NatureL’isolement social pèse aussi chez les fourmis
Des chercheurs de l’Uni de Lausanne ont découvert que, privées de contacts, les insectes deviennent hyperactifs et dépérissent. Un antioxydant améliore leur état.
- par
- Comm/M.P.
Chez de nombreuses espèces vivant en société, y compris l’espèce humaine, l’absence de relations sociales affecte la santé, modifie les comportements et, in fine, réduit l’espérance de vie. Il reste à expliquer pourquoi, ce qui est difficile, car la plupart des animaux sociaux ont une longue durée de vie et se prêtent donc mal à l’expérimentation.

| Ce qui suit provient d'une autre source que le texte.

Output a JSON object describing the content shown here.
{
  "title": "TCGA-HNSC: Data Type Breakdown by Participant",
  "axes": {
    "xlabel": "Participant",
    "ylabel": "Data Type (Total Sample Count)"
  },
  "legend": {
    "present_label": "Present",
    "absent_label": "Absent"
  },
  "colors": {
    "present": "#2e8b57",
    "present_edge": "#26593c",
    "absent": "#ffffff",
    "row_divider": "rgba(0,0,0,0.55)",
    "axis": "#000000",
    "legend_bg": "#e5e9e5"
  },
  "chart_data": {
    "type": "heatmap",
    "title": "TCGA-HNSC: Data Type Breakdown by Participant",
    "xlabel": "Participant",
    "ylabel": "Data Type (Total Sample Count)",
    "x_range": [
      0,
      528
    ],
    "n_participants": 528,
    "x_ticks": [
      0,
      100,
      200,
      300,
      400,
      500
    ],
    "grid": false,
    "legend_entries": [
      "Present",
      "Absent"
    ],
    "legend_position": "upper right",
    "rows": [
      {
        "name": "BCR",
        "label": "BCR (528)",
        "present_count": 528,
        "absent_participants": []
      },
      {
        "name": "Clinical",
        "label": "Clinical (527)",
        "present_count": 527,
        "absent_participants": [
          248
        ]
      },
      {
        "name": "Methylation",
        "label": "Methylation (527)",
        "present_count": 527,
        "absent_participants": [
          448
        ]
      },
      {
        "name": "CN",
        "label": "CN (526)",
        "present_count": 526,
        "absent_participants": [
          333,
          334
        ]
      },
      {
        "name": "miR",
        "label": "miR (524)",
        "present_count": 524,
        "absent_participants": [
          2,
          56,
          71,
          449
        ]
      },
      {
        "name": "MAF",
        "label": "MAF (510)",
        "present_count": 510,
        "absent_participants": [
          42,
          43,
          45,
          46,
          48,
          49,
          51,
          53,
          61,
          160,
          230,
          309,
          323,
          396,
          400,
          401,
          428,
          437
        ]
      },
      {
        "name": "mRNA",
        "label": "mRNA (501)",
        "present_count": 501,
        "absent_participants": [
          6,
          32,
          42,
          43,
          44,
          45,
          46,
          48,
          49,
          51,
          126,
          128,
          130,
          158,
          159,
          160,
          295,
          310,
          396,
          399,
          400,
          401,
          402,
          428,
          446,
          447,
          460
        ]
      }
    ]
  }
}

Ce n’est pas le cas des fourmis qui vivent dans des sociétés complexes, et chez lesquelles les ouvrières ne vivent qu’environ un an. Elles constituent donc d’excellents modèles pour étudier l’effet de l’isolement sur le vieillissement et la longévité.
Elles se collent au mur
Akiko Koto, (qui était alors postdoctorante au Département d’écologie et d’évolution de l’Université de Lausanne) et ses collègues, sous la direction de Laurent Keller, ex-professeur dans ce département, ont entrepris d’étudier une espèce de grandes fourmis, les Camponotus fellah. Comme ils l’expliquent dans un article publié dans «Nature Communications», ils ont constaté que l’isolement social modifie leur comportement: elles deviennent hyperactives et ont tendance à rester plus souvent que les autres près des murs de leurs boîtes. En outre, cet isolement réduit leur espérance de vie. Pour Laurent Keller, cette hyperactivité chez les fourmis pourrait être liée au fait qu’elles essayent désespérément de retrouver leurs congénères.
Les chercheurs ont aussi compris l’origine de ces changements. Ils ont montré que l’isolement accroît l’expression de gènes impliqués dans les réactions d’oxydoréduction. Cela conduit à une accumulation de dérivés réactifs de l’oxygène (donc à un stress oxydatif, dont on sait qu’il accélère le vieillissement) dans la masse graisseuse et les oenocytes (équivalents, chez les insectes, des cellules du foie). En administrant des antioxydants aux fourmis isolées, les chercheurs ont pu inverser le processus délétère.
Chez les mammifères et donc chez l’humain, l’isolement social entraîne également un stress avec une augmentation du taux de cortisol, l’hormone du stress. Il y a aussi d’autres conséquences comme une altération des fonctions cérébrales, des troubles psychologiques comme l’anxiété et la dépression ainsi que des inflammations chroniques qui rendent les gens plus vulnérables aux maladies infectieuses. «On pourrait facilement imaginer que l’administration d’antioxydants pourrait avoir des effets positifs pour des humains souffrant d’isolement social, explique Laurent Keller. Mais il faudrait faire une étude pour le tester».